Sementara itu, terkait beredarnya rokok luffman ini, saat dikonfirmasi terhadap Raden Evi Humas Beacukai Batam melalui sambungan selularnya mengatakan, rokok tersebut tidak boleh berdar di FTZ Batam karena tidak memakai lebel Khusus kawasan Bebas.

” Kami akan segera akan melakukan razia,” ujarnya singkat melalui sambungan selularnya.

Beberapa waktu lalu, Menurut Kepala Bidang Bimbingan Kepatuhan dan Layanan Informasi (BKLI) Bea dan Cukai Tipe-B Batam Raden Evy Suhartantyo, operasi ini juga secara serentak dan terpadu dilakukan di seluruh wilayah Indonesia dan khususnya di wilayah pengawasan KPU BC Batam yang dimulai Mayhingga Juni mendatang.

“Operasi Patuh Ampadan-I dilaksanakan untuk mengoptimalkan penerimaan cukai hasil tembakau. Selain itu, operasi ini untuk menurunkan tingkat peredaran rokok ilegal,” ujar Evy

Dengan adanya Operasi Patuh Ampadan-I, para pengusaha barang kena cukai diharapkan semakin patuh dan ikut menghindari peredaran rokok hasil tembakau ilegal. Diharapkan target penerimaan cukai yang dibebankan kepada Bea-Cukai akan tercapai dan masyarakat pun bisa terbebas dari peredaran barang ilegal.

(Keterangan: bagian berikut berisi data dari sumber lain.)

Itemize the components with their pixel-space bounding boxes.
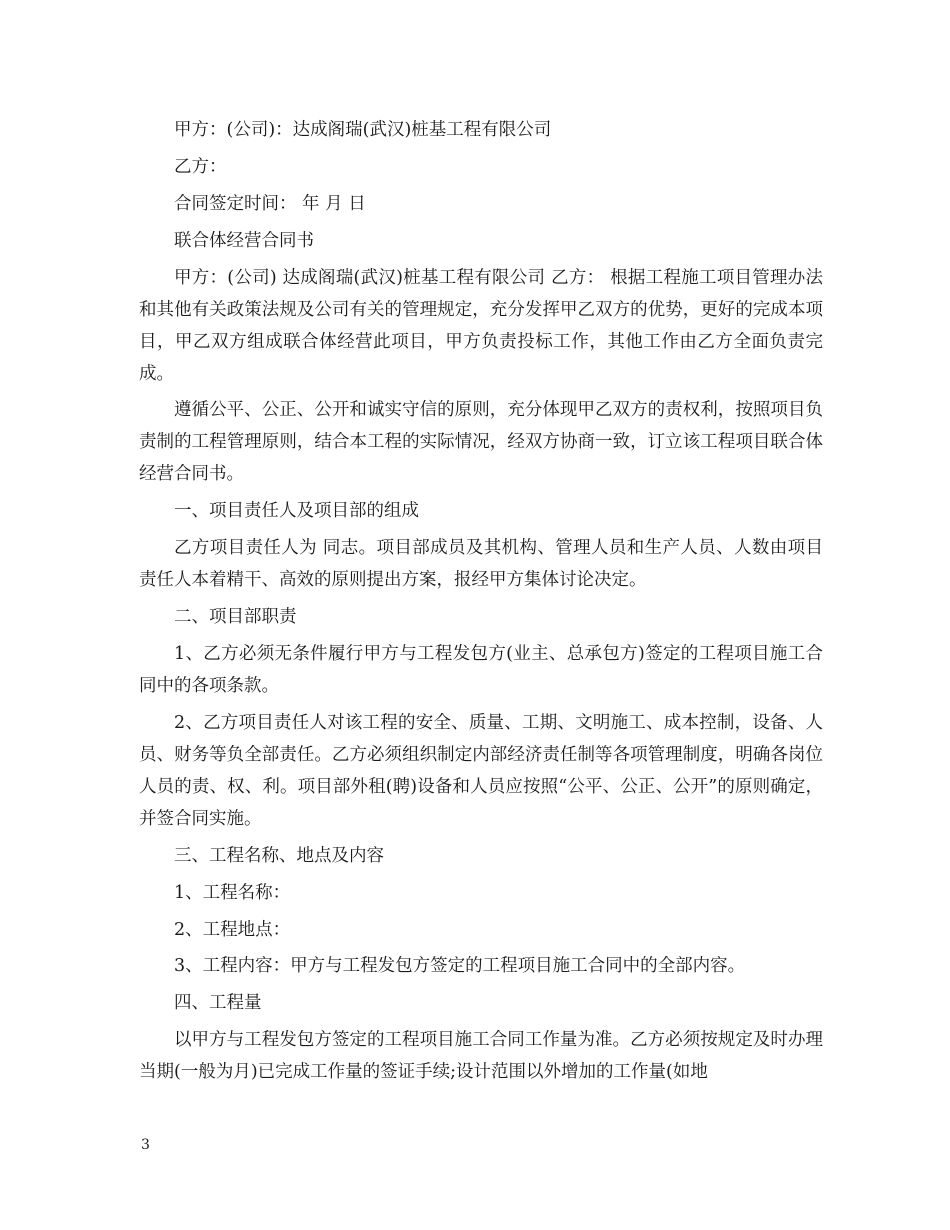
- section-heading-2: 二、项目部职责: [174, 607, 297, 628]
- project-content-line: 3、工程内容：甲方与工程发包方签定的工程项目施工合同中的全部内容。: [174, 956, 746, 977]
- paragraph-principles: 遵循公平、公正、公开和诚实守信的原则，充分体现甲乙双方的责权利，按照项目负责制的工程管理原则，结合本工程的实际情况，经双方协商一致，订立该工程项目联合体经营合同书。: [139, 400, 823, 485]
- paragraph-section-2-item-1: 1、乙方必须无条件履行甲方与工程发包方(业主、总承包方)签定的工程项目施工合同中的各项条款。: [139, 644, 823, 697]
- paragraph-section-1: 乙方项目责任人为 同志。项目部成员及其机构、管理人员和生产人员、人数由项目责任人本着精干、高效的原则提出方案，报经甲方集体讨论决定。: [139, 538, 823, 591]
- project-location-line: 2、工程地点：: [174, 919, 291, 940]
- party-b-line: 乙方：: [174, 156, 227, 177]
- signing-date-line: 合同签定时间： 年 月 日: [174, 193, 366, 214]
- contract-title: 联合体经营合同书: [174, 230, 314, 251]
- section-heading-3: 三、工程名称、地点及内容: [174, 845, 384, 866]
- paragraph-section-4: 以甲方与工程发包方签定的工程项目施工合同工作量为准。乙方必须按规定及时办理当期(一般为月)已完成工作量的签证手续;设计范围以外增加的工作量(如地: [139, 1030, 823, 1083]
- project-name-line: 1、工程名称：: [174, 882, 291, 903]
- section-heading-4: 四、工程量: [174, 993, 262, 1014]
- document-body: [139, 114, 823, 1093]
- paragraph-preamble: 甲方：(公司) 达成阁瑞(武汉)桩基工程有限公司 乙方： 根据工程施工项目管理办法和其他有关政策法规及公司有关的管理规定，充分发挥甲乙双方的优势，更好的完成本项目，甲乙双方组成联合体经营此项目，甲方负责投标工作，其他工作由乙方全面负责完成。: [139, 267, 823, 384]
- page-number: 3: [141, 1137, 150, 1153]
- section-heading-1: 一、项目责任人及项目部的组成: [174, 501, 419, 522]
- paragraph-section-2-item-2: 2、乙方项目责任人对该工程的安全、质量、工期、文明施工、成本控制，设备、人员、财务等负全部责任。乙方必须组织制定内部经济责任制等各项管理制度，明确各岗位人员的责、权、利。项目部外租(聘)设备和人员应按照“公平、公正、公开”的原则确定，并签合同实施。: [139, 712, 823, 829]
- party-a-line: 甲方：(公司)：达成阁瑞(武汉)桩基工程有限公司: [174, 120, 552, 140]
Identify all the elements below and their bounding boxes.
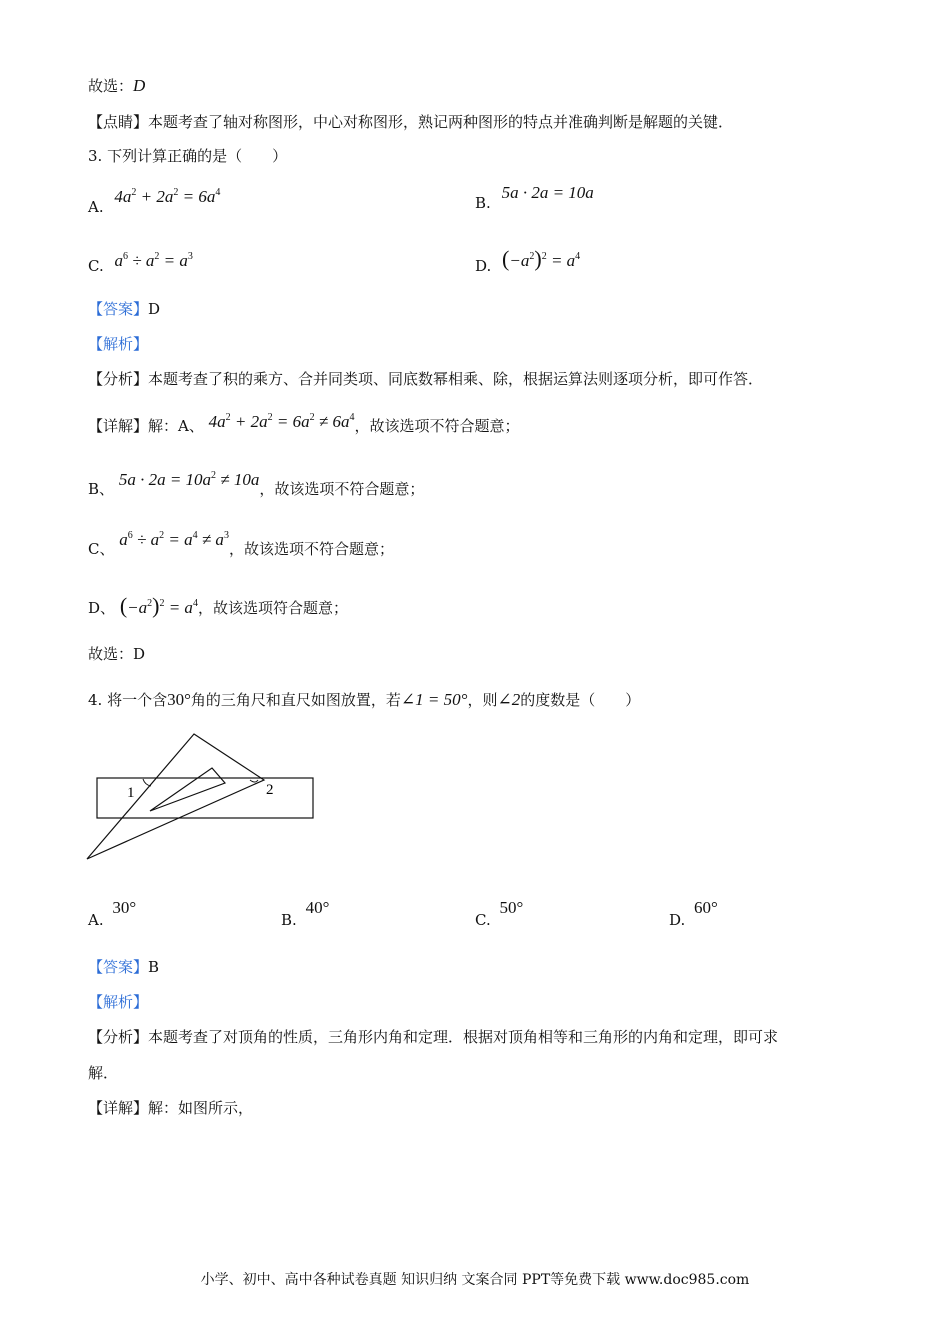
q4-option-a: A. 30° [88,898,137,929]
q3-conclusion: 故选：D [88,645,146,663]
inner-triangle [150,768,225,811]
q3-detail-b: B、 $5a \cdot 2a = 10a^2 \ne 10a$，故该选项不符合题意； [88,470,425,498]
q3-answer-tag: 【答案】 [88,300,149,318]
q3-answer-line [88,299,160,319]
q4-option-d: D. 60° [669,898,718,929]
q3-answer: D [148,300,161,318]
q3-option-d: D. $(-a^2)^2 = a^4$ [475,246,581,275]
outer-triangle [87,734,264,859]
prev-answer-letter: D [133,76,146,95]
q3-detail-d: D、 $(-a^2)^2 = a^4$，故该选项符合题意； [88,593,348,618]
page-footer: 小学、初中、高中各种试卷真题 知识归纳 文案合同 PPT等免费下载 www.doc985.com [200,1272,750,1288]
q4-xiangjie-line: 【详解】解：如图所示， [88,1099,254,1117]
angle-1-label: 1 [127,785,135,801]
dianjing-line [88,112,733,132]
q3-detail-a: 【详解】解：A、 $4a^2 + 2a^2 = 6a^2 \ne 6a^4$，故该选项不符合题意； [88,412,520,435]
prev-conclusion: 故选：D [88,76,146,95]
q3-option-a: A. $4a^2 + 2a^2 = 6a^4$ [88,187,221,216]
q4-answer-line [88,957,159,977]
q4-answer: B [148,958,160,976]
q3-stem: 3. 下列计算正确的是（ ） [88,147,288,165]
q3-option-c: C. $a^6 \div a^2 = a^3$ [88,251,193,275]
q4-jiexi-tag: 【解析】 [88,993,149,1011]
q4-fenxi-line: 【分析】本题考查了对顶角的性质，三角形内角和定理．根据对顶角相等和三角形的内角和定理，即可求 [88,1028,779,1046]
q4-stem: 4. 将一个含30°角的三角尺和直尺如图放置，若∠1 = 50°，则∠2的度数是（ ） [88,690,641,709]
q3-fenxi-line: 【分析】本题考查了积的乘方、合并同类项、同底数幂相乘、除，根据运算法则逐项分析，即可作答． [88,370,764,388]
q3-jiexi-tag: 【解析】 [88,335,149,353]
q3-detail-c: C、 $a^6 \div a^2 = a^4 \ne a^3$，故该选项不符合题意； [88,530,394,558]
q4-answer-tag: 【答案】 [88,958,149,976]
q3-option-b: B. 5a · 2a = 10a [475,183,594,212]
q4-option-b: B. 40° [281,898,330,929]
dianjing-text: 本题考查了轴对称图形，中心对称图形，熟记两种图形的特点并准确判断是解题的关键． [148,113,734,131]
q4-figure-ruler-triangle [82,728,322,868]
angle-2-label: 2 [266,782,274,798]
dianjing-tag: 【点睛】 [88,113,149,131]
q4-fenxi-line-2: 解． [88,1064,119,1082]
q4-option-c: C. 50° [475,898,524,929]
angle-2-arc [250,780,258,782]
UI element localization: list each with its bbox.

Sementara itu, Kepala Bea Cukai Batam, Nugroho mengatakan, dalam tiga kali operasi Dengan total keseluruhan 1.589.628 Batang tembakau, 978.645 Liter Minuman Mengandung Etil Alkohol MMEA gol B dan C , dengan nilai total keseluruhan oprasi patuh ampadan 1 tersebut sebesar Rp 959.046.000.

Kata Dia, Hasil tangkapan pada oprasi hari pertama (23/05) di daerah Tiban telah diamankan 1.371.120 batang tembakau dengan total nilai keseluruhan Rp.2.252.250 , 920.400 liter (105 botol) Minuman Mengandung Etil Alkohol MMEA golongan B dan C dengan total keseluruhan Rp 2.252.250 dari 4 toko berbeda.

Oprasi hari kedua (30/05) di daerah Bengkong telah diamankan 192.224 Batang tembakau , Minuman Mengandung Etil Alkohol MMEA gol B dan C 58.245 Liter dengan total nilai keseluruhan Rp 86.358.000 dari 3 toko berbeda.

Oprasi hari ketiga (8/06) di daerah Batam Centere telah diamankan 26.284 batang tembakau dengan total nilai keseluruhan Rp 18.768.000 dari 4 toko berbeda.

Terlihat hadir dalam ekspos, Kepala Beacukai Batam Noegroho, Bidang Pelayanan Fasilitas Pabean dan Cukai Efendi , Kabid Kepabeanan dan Cukai Yosep, Kepala Bidang BKLI Revy, kepala Bidang p2 Mujayin , Kepala Bidang Humas Beacukai F Ginting.